Let $ \alpha \le 0 $ and $\sigma > 0$ .
I want to choose a contour, including $ [\sigma - iR, \sigma+iR] $ , such that i can apply Cauchy's Residue theorem and evaluate:
$$ \lim_{R \rightarrow \infty} \int\limits_{\sigma - iR}^{ \sigma+iR } \frac{\exp(\alpha z)}{(z^2 + 1)} dz$$
by contour integration. The case for $\alpha > 0 $ is nice i think, as you can use a semi-circle, but i cant seem to find a suitable contour for this case.
EDIT: to be specific when we use a semi-circle then the integral over the circular path tends to zero in the limit for $\alpha > 0 $ , but this does not seem to happen in the above case.
You can choose a semicircle in the half-plane $\operatorname{Re} z \geqslant \sigma$. Then $e^{\alpha z}$ is bounded on the contour - $\operatorname{Re} (\alpha z) = \alpha\operatorname{Re} z \leqslant \alpha\sigma \leqslant 0$, and $\lvert e^{\alpha z}\rvert = e^{\operatorname{Re} (\alpha z)}$ - and the integral over the semicircle tends to $0$ for $R \to \infty$. Since the contour encloses no singularity, the contour integral is $0$, and hence
$$\int_{\sigma - i\infty}^{\sigma+i\infty} \frac{e^{\alpha z}}{z^2+1}\,dz = 0$$
for $\sigma > 0$ and $\alpha \leqslant 0$.
It is worth noting that
$$I(\alpha) = \int_{\sigma-i\infty}^{\sigma+i\infty} \frac{e^{\alpha z}}{z^2+1}\,dz = \begin{cases}\quad 0 &, \alpha \leqslant 0\\ 2\pi i\sin \alpha &, \alpha \geqslant 0 \end{cases}$$
does not depend smoothly on $\alpha$, although the integrand does.
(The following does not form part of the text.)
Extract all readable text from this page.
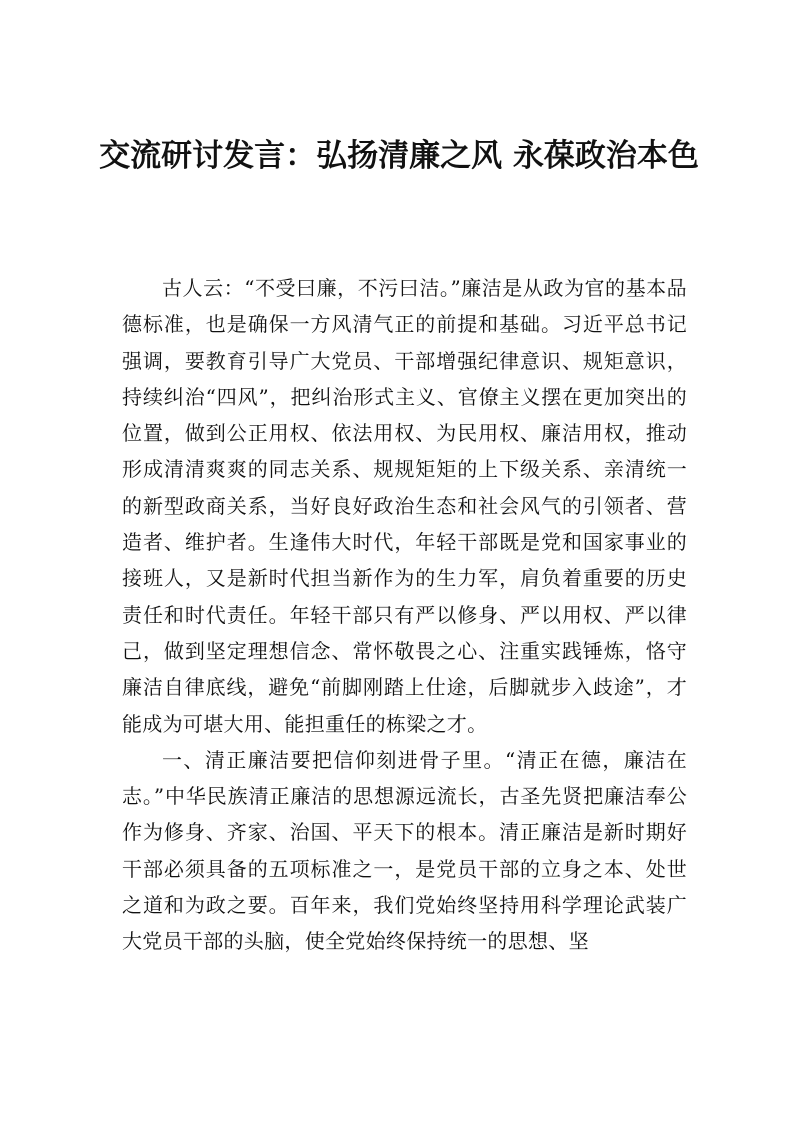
交流研讨发言：弘扬清廉之风 永葆政治本色

古人云：“不受曰廉，不污曰洁。”廉洁是从政为官的基本品德标准，也是确保一方风清气正的前提和基础。习近平总书记强调，要教育引导广大党员、干部增强纪律意识、规矩意识，持续纠治“四风”，把纠治形式主义、官僚主义摆在更加突出的位置，做到公正用权、依法用权、为民用权、廉洁用权，推动形成清清爽爽的同志关系、规规矩矩的上下级关系、亲清统一的新型政商关系，当好良好政治生态和社会风气的引领者、营造者、维护者。生逢伟大时代，年轻干部既是党和国家事业的接班人，又是新时代担当新作为的生力军，肩负着重要的历史责任和时代责任。年轻干部只有严以修身、严以用权、严以律己，做到坚定理想信念、常怀敬畏之心、注重实践锤炼，恪守廉洁自律底线，避免“前脚刚踏上仕途，后脚就步入歧途”，才能成为可堪大用、能担重任的栋梁之才。

一、清正廉洁要把信仰刻进骨子里。“清正在德，廉洁在志。”中华民族清正廉洁的思想源远流长，古圣先贤把廉洁奉公作为修身、齐家、治国、平天下的根本。清正廉洁是新时期好干部必须具备的五项标准之一，是党员干部的立身之本、处世之道和为政之要。百年来，我们党始终坚持用科学理论武装广大党员干部的头脑，使全党始终保持统一的思想、坚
That should, however, not be too surprising since the differentiated integrand $\dfrac{ze^{\alpha z}}{z^2+1}$ is not integrable anymore, and the non-differentiability in $0$ manifests itself by the need to switch the half-plane in which the contour is closed to have the integral over the auxiliary part tend to $0$.